Staying closely connected to the alumni NSEB group, Sharkus hopes to motivate other first-generation black women to pursue post graduate degrees, saying “The institutional support I received at WPI from alumni mentors was integral to my success, so I want to make sure I give back and continue to expand the pipeline.” 

Today, Sharkus is pursuing a PhD in Civil and Environmental Engineering at the University of Massachusetts Amherst, with research focused on large-scale watershed management, hazard management, and environmental injustice. Using social, biological, and geophysical analysis tools to understand the impacts of climate and land-use change on drinking water quality, stormwater runoff, erosion, and quantification of pollutant movement, Sharkus wants to protect disenfranchised populations. By understanding how disenfranchised populations disproportionately experience environmental disasters, such as flooding and post-wildfire drinking water contamination, Sharkus is highlighting the disproportionate rate that these populations experience climate related disasters. Her most recent work is examining how floods induce the transport of hazardous chemicals through soil in low income Massachusetts communities. 

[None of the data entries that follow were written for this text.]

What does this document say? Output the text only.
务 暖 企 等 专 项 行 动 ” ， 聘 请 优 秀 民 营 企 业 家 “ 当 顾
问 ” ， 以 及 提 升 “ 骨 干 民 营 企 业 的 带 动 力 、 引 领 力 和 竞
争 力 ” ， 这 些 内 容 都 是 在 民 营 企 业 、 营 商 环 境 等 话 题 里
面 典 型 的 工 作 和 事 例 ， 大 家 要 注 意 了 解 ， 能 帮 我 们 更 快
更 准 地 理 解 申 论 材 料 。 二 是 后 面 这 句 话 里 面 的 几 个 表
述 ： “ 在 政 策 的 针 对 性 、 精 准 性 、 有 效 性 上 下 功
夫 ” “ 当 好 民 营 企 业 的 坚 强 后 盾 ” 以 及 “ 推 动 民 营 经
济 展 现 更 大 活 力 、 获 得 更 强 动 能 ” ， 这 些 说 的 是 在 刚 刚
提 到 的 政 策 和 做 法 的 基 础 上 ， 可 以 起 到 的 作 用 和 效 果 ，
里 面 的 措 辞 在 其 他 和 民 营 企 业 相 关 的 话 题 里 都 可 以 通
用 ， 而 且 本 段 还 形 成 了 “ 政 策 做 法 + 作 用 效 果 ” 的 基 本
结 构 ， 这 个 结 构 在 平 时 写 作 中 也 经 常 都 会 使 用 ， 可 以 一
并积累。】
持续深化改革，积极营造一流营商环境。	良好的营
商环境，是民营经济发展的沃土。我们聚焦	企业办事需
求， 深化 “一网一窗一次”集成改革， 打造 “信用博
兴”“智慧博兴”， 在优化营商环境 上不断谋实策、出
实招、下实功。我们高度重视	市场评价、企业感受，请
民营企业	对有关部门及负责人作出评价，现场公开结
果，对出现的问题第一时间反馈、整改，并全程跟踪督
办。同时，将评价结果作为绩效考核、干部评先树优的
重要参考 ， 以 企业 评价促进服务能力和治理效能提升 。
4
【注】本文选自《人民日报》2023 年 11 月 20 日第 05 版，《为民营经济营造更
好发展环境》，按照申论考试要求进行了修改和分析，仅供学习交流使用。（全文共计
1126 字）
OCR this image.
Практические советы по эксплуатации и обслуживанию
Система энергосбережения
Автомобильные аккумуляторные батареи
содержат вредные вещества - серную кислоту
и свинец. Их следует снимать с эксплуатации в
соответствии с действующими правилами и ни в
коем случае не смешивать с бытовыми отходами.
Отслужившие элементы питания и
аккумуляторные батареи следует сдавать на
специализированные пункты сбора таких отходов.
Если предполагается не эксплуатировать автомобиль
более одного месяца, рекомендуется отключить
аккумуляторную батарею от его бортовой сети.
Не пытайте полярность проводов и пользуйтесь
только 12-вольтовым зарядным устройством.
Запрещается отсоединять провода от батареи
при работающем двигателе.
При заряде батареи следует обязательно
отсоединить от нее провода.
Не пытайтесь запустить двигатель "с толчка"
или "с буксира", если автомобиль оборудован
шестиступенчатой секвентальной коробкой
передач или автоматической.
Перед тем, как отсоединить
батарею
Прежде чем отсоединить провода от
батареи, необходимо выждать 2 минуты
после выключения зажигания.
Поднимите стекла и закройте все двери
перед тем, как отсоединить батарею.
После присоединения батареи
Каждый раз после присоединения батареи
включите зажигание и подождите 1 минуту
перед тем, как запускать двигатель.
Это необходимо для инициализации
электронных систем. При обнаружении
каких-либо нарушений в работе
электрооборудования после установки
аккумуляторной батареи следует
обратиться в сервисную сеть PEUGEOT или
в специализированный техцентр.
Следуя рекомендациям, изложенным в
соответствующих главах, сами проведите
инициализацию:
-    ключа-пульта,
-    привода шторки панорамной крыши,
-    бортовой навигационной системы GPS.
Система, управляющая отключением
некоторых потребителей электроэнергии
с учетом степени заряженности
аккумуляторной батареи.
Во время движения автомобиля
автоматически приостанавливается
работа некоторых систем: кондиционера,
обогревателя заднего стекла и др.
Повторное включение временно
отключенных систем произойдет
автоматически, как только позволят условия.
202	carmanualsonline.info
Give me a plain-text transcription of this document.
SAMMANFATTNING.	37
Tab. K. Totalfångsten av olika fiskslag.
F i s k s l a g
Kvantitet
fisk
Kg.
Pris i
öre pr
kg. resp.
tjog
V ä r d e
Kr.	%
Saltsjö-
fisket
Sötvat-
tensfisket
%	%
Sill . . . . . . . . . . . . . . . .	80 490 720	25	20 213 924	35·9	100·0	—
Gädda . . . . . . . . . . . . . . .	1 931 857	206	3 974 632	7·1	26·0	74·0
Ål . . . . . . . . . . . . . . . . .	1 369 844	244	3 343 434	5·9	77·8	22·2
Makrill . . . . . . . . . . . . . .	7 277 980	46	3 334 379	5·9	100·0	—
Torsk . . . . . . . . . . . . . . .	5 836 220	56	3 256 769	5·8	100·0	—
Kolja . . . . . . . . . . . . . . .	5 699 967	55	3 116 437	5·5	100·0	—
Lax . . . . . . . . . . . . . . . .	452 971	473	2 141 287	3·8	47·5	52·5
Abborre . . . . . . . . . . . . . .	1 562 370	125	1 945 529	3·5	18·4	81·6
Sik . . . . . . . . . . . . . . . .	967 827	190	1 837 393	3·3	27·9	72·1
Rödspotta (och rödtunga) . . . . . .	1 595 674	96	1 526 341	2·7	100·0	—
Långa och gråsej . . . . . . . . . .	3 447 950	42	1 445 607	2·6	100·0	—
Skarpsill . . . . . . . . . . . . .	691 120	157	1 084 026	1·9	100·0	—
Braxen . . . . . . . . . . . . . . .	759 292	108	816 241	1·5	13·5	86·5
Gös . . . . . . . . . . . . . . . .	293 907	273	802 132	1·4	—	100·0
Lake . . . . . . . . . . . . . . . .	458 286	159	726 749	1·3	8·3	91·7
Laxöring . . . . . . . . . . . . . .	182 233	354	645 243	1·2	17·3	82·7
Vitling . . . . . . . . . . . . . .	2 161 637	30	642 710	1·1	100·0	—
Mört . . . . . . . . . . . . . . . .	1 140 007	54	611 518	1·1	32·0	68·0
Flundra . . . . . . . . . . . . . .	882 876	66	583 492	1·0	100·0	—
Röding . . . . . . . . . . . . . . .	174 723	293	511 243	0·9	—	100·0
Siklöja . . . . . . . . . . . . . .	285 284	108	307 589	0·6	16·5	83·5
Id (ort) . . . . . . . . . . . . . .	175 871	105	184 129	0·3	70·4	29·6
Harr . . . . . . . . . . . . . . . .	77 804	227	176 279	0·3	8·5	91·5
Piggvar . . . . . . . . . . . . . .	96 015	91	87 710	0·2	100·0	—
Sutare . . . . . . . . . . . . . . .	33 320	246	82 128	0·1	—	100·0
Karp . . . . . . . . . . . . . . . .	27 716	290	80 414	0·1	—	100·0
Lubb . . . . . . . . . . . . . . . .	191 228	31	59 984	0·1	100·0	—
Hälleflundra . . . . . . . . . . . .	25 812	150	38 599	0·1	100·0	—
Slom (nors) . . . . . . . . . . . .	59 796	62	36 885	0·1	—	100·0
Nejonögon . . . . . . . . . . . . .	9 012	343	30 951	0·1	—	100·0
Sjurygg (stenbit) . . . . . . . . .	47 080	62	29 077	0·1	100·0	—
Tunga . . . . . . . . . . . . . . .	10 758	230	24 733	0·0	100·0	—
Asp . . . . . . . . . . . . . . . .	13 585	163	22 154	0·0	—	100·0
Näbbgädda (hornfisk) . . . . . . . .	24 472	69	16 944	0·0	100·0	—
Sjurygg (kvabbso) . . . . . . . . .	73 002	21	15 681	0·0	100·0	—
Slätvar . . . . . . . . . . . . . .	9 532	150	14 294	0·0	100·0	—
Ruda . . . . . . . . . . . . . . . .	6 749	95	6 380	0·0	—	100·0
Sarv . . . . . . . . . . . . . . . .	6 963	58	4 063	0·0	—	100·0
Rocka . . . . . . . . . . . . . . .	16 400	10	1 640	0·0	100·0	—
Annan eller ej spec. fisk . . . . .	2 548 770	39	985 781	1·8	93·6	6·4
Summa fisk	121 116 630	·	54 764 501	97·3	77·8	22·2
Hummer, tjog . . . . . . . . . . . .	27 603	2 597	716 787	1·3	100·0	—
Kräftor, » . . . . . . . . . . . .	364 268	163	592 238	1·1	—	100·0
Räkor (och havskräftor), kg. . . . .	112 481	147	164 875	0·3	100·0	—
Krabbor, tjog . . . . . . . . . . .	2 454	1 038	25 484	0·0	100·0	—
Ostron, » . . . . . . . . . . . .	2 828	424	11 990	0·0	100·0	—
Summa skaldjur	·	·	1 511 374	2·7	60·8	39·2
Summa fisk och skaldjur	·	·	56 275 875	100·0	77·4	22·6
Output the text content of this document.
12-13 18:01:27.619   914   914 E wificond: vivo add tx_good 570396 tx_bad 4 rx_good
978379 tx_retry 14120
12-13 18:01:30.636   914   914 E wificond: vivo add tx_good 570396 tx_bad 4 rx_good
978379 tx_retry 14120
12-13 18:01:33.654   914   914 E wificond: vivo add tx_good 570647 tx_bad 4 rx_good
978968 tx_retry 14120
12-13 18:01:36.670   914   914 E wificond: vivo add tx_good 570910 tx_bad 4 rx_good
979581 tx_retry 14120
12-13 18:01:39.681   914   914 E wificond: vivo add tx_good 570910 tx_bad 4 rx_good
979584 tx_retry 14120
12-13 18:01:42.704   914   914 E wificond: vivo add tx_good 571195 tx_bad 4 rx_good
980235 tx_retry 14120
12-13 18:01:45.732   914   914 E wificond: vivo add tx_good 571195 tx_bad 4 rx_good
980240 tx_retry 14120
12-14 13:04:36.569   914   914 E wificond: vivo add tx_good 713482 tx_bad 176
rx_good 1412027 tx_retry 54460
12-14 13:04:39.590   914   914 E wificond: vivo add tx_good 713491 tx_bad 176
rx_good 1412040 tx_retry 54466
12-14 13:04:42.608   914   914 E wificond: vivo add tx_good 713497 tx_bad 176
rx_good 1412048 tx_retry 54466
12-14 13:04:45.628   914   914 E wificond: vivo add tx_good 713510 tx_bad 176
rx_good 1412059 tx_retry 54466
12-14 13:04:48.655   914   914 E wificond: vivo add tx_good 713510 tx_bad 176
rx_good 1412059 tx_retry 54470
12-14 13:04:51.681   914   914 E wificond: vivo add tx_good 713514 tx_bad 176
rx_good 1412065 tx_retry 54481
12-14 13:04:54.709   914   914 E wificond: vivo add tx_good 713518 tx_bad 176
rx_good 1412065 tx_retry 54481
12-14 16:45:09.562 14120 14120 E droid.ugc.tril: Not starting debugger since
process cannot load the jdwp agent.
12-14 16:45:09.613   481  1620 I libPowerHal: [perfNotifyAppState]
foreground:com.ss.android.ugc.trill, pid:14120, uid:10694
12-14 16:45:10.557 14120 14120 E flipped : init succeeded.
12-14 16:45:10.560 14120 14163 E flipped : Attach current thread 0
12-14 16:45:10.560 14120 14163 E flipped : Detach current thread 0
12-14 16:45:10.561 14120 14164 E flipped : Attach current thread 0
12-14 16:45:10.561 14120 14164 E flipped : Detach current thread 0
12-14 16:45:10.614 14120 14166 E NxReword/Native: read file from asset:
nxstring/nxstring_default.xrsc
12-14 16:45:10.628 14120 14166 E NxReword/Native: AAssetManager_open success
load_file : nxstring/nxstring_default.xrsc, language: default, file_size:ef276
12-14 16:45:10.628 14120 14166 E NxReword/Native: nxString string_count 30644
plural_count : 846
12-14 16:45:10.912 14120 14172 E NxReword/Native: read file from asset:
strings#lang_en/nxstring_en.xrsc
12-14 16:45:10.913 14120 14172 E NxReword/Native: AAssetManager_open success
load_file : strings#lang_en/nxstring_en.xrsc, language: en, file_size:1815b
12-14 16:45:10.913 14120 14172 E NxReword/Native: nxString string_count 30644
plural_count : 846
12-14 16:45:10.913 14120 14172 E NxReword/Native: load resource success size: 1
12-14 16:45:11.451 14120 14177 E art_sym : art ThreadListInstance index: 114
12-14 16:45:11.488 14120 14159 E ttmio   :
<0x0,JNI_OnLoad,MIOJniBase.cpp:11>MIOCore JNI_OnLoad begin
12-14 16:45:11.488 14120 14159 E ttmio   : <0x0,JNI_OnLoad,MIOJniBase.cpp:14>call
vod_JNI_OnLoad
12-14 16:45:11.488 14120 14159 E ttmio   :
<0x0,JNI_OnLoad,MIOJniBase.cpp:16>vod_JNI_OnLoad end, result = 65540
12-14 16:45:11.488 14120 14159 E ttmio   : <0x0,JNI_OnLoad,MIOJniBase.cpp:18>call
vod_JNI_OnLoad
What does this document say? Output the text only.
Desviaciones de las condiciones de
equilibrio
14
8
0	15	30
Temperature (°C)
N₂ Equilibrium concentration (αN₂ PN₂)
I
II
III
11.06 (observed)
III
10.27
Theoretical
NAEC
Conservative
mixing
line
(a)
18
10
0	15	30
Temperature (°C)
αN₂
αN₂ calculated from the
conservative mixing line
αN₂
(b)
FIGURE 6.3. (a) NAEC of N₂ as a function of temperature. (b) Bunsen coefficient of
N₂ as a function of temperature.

Sharkus’ work will help inform emergency management and hazard mitigation, and the impact of her research will be felt for generations to come. When asked about her efforts in the fight against environmental injustice, Sharkus recently credited WPI stating. “My WPI education has taught me to make an opportunity out of every difficulty, and to persevere no matter what! My work heavily draws upon my MQP experience in Switzerland, where I constantly had to improvise and adapt my research.”